生贄合評スレ[292]
03/29 21:03
石川和広

>>289

光井さんの「名前のない少女」読みました。
僕には2つの箇所が良いように思いました。屋上、少女、いじめ、自殺というとなんとなくそういう物語が思い出す方もいるかもしれません。

しかし意外とそうではないように思いました。一つは押し花のストラップです。これは男の子があげたものですが、大事に持っていた。その思いの強さが男の子をおののかせます。一見単なる片思いにすぎない。しかし、それをちゃんと身につけていることに、自分が誰かに求められていたという責任に少女が死んでから気付くのです。これは苦しい。なぜか。自分がサプライズをつまりいたずらをするようなガキなのに、思いを寄せられた一人の人間だったことが事後的に迫ってきているようです。まだまだはっきりとは書けていないとしても私はその可能性を感じたい。
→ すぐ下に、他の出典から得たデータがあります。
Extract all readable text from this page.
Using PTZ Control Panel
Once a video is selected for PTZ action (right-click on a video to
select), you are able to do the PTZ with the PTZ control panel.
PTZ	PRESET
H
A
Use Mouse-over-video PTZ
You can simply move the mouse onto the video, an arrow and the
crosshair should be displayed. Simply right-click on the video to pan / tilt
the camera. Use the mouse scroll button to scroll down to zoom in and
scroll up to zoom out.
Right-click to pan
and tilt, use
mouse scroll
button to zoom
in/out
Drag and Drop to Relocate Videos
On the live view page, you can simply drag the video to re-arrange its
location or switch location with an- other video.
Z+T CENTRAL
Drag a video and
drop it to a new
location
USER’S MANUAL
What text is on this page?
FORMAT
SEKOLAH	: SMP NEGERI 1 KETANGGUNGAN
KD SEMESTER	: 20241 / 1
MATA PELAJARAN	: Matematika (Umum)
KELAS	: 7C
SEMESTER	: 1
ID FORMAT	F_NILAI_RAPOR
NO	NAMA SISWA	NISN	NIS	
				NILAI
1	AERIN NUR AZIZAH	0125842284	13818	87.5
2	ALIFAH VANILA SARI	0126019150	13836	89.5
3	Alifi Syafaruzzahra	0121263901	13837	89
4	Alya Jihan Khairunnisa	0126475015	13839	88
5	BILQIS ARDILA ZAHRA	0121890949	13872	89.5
また「名前のない」とはデスノートに名前がないから、少女自身は死にたくない。殺される側にまわりたくない。しかし憎んでいる。でも殺すか殺されるかの選択に陥り自らを殺すことにしてしまった。

耐え難い殺意や憎しみの中に少女もいたくない。好きな男の子も死んでほしくない。その葛藤の中でそういう世界から脱出したくて死んでしまう。男の子を置いて。

これを男の子へのいかなる感情と捉えればよいか。一生男の子の心の中にいたいという。
男の子はたぶん少女が死ぬことも、自分を好きだったことにも気付いていなかった。死んでから彼女とはじめて会えたのです。
この誰かが死に追い詰められるほどに逼迫が常態化している世界で、それを救う術があるとしたら何か。
ヒントがあるのは、名前がないというのは男の子にとって名もない少女だということで、裏を返すと誰かの存在をどこかで、感じつづけることです。
誰かが死んでからでは遅い。しかしどうしたらいいのだろう。その問いがタイトルにあると思います。

描写はシンプルで粗い感じですが、大きな骨格を読むなら実は詩のもつテーマ性自体は大切な問いだと僕は考えます。